On the other hand, the language of the first part of this clause 5, viz.: "On default by the Buyer, the binder shall be retained by the Seller", (italics mine), is entirely consistent with the language of the second part; and, by well-settled authority, leaves the vendor free to bring a suit in equity against the defaulting vendee, for specific performance of the contract.
It is held, however, in the opinion of this court in the instant cause, that clause 5 should be construed just as if the words "and all obligations shall cease", which are at the end of the whole clause, were also inserted at the end of the first part of the clause, so that that part would read as follows: "On default by the Buyer, the binder shall be retained by the Seller and all obligations shall cease." In my judgment, that construction is not a reasonable one.
In the first place, it is, to my mind, a very unreasonable one, considered simply from the standpoint of the grammatical construction of the language. Secondly, it seems to me that it is unreasonable to so construe a contract. unnecessarily, as to leave the vendee in such a position that he would be free to default on performance of his part of the contract, without any cause or excuse whatever, under the sole penalty of losing his deposit of $100 out of the total purchase price of $8200, while the vendor would be bound, unless, without fault on her part, she could not make the stipulated conveyance. Thirdly, such a construction seems to me still more unreasonable on account of the facts that by the terms of the contract the vendor was to erect, on the land sold and at her own expense. *Page 160 a garage for the use of the vendee and that she did so erect one at an expense of several hundred dollars.
Taking these matters into consideration, I am of the opinion that even after giving the respondent all reasonable benefit resulting from the fact that the contract was drawn by a real estate broker who was acting on behalf of the complainant, the contract should not be so construed as to enable the respondent to avoid specific performance of it, even though, after causing the complainant to incur an expense of several hundred dollars on the premises in accordance with the contract, he had refused to perform it without any just cause or excuse.

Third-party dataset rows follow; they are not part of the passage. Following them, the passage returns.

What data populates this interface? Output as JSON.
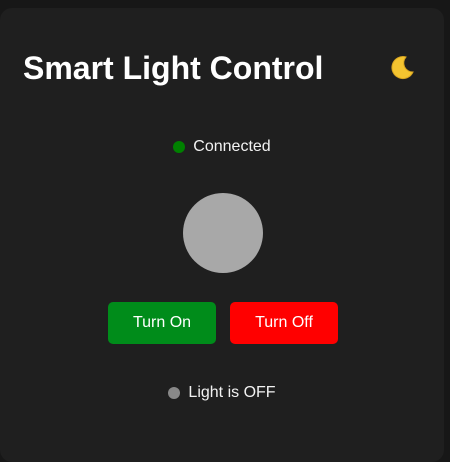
{
  "app": {
    "title": "Smart Light Control"
  },
  "theme_toggle": {
    "icon": "moon-icon",
    "glyph": "🌙"
  },
  "connection": {
    "label": "Connected",
    "color": "#008000"
  },
  "bulb": {
    "state": "off",
    "color": "#a8a8a8"
  },
  "controls": {
    "on_label": "Turn On",
    "on_color": "#008c1a",
    "off_label": "Turn Off",
    "off_color": "#ff0000"
  },
  "light_status": {
    "label": "Light is OFF",
    "color": "#888888"
  }
}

After an examination and consideration of all the evidence in this cause, I am convinced that the findings of the trial justice, in his decision, that the complainant had substantially complied with her contract and "that the only reason that respondent failed to go through with the purchase of the property was that his wife had changed her mind", and also all his other findings of fact therein, were supported by the evidence.
As to the matter of procuring a mortgage loan on the property, one of the complainant's agents testified, without contradiction, that he took the matter up with the Peoples Savings Bank and procured there a regular application form, complete except for the respondent's signature; that he handed it to the respondent; and that all the respondent had to do was to sign it. The latter testified that he received this application from this agent; that the latter kept asking him to sign it and send it in; but that he had never done so.
It is my opinion that the appeal should be denied and that the decree of the superior court, in which these findings were incorporated and specific performance by the respondent was ordered, should be affirmed.